When she had finished her meal, she read her letter with a fine show of indifference. “He sets a date for the drive.” She put the letter carelessly into her pocket before her husband could stretch out his hand. It would never do for jealous Tom to read that: “Your letter was received two weeks ago. Pardon me for appearing to have forgotten your kindness.”
“The nerve,” growled Tom again, his mouth full of Gerty’s omelet. “To take you up on an invitation like that. I call that pretty raw.”
“You must remember we are such old friends,” urged his wife. “He knew I meant it seriously.”
“Just the same, it’s nerve,” grumbled Hardin, helping himself to more of the omelet, now a flat ruin in the center of the Canton platter. His resentment had taken on an edge of hatred since the episode of the dredge machinery. “To write to any one in my house! He knows what I think of him; an ineffectual ass, that’s what he is. Blundering around with his little levees, and his fool work on the water-tower.”

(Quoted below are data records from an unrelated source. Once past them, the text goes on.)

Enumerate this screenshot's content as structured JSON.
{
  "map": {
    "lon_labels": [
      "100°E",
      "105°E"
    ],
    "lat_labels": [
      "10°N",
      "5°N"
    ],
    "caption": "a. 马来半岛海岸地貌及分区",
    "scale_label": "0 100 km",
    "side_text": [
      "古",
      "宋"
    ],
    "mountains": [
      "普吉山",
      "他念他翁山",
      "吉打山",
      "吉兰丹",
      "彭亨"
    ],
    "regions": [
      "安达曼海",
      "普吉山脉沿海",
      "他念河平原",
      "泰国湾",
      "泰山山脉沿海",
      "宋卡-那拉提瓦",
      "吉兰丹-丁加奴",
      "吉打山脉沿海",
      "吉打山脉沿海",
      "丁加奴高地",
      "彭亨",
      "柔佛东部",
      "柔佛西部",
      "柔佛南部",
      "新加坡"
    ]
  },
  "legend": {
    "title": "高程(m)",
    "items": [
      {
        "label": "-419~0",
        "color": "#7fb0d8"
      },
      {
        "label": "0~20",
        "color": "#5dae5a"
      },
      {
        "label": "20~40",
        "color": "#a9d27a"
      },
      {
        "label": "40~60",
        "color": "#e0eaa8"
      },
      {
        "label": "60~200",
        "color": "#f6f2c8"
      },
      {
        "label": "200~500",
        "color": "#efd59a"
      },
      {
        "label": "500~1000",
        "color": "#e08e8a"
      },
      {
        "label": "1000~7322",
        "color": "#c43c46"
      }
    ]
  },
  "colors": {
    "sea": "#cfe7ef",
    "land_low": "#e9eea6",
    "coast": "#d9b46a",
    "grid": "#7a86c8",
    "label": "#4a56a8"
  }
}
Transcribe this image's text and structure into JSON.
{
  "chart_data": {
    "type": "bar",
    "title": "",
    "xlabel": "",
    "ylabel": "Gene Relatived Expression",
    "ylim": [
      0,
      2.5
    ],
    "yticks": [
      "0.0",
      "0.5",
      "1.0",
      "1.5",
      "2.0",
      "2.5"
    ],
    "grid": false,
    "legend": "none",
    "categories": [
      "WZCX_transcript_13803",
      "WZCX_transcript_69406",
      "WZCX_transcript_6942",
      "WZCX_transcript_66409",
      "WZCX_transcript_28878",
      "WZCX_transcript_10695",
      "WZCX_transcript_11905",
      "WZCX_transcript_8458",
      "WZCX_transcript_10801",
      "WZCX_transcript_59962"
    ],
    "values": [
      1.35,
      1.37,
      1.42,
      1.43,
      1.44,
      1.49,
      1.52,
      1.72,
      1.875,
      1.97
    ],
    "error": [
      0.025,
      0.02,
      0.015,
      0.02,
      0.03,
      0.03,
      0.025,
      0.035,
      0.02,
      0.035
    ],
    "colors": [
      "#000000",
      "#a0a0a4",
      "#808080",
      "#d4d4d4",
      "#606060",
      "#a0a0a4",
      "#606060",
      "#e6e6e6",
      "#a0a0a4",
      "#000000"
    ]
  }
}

“The water-tower?” demanded his sister. “What’s he doing with that?”
“Oh, I don’t know,” rejoined Tom largely, his lips protruding. He had been itching to ask some one what Rickard was up to. Twice, he had seen him go up, with MacLean and Estrada. Once, there was a large flare of light. But he wouldn’t ask! Some of his fool tinkering!
His sister’s gaze rested on him with concern. He had too little to do. She guessed that his title, consulting engineer, was a mocking one, that his chief, at least, did not consult him. Was it true, what she had heard, that he had made a fluke about the machinery? He was looking seedy. He had been letting his clothes go. He looked like a man who has lost grip; who has been shelved.
She knew he was sleeping badly. Every morning now she found the couch rumpled. Not much pretense of marital congeniality. Things were going badly, there—
“Everybody has accepted,” Gerty was saying. “They have been waiting for me to set the date.”
“And you cater to him, let him dangle you all. I wonder why you do it, unless it’s to hurt me.”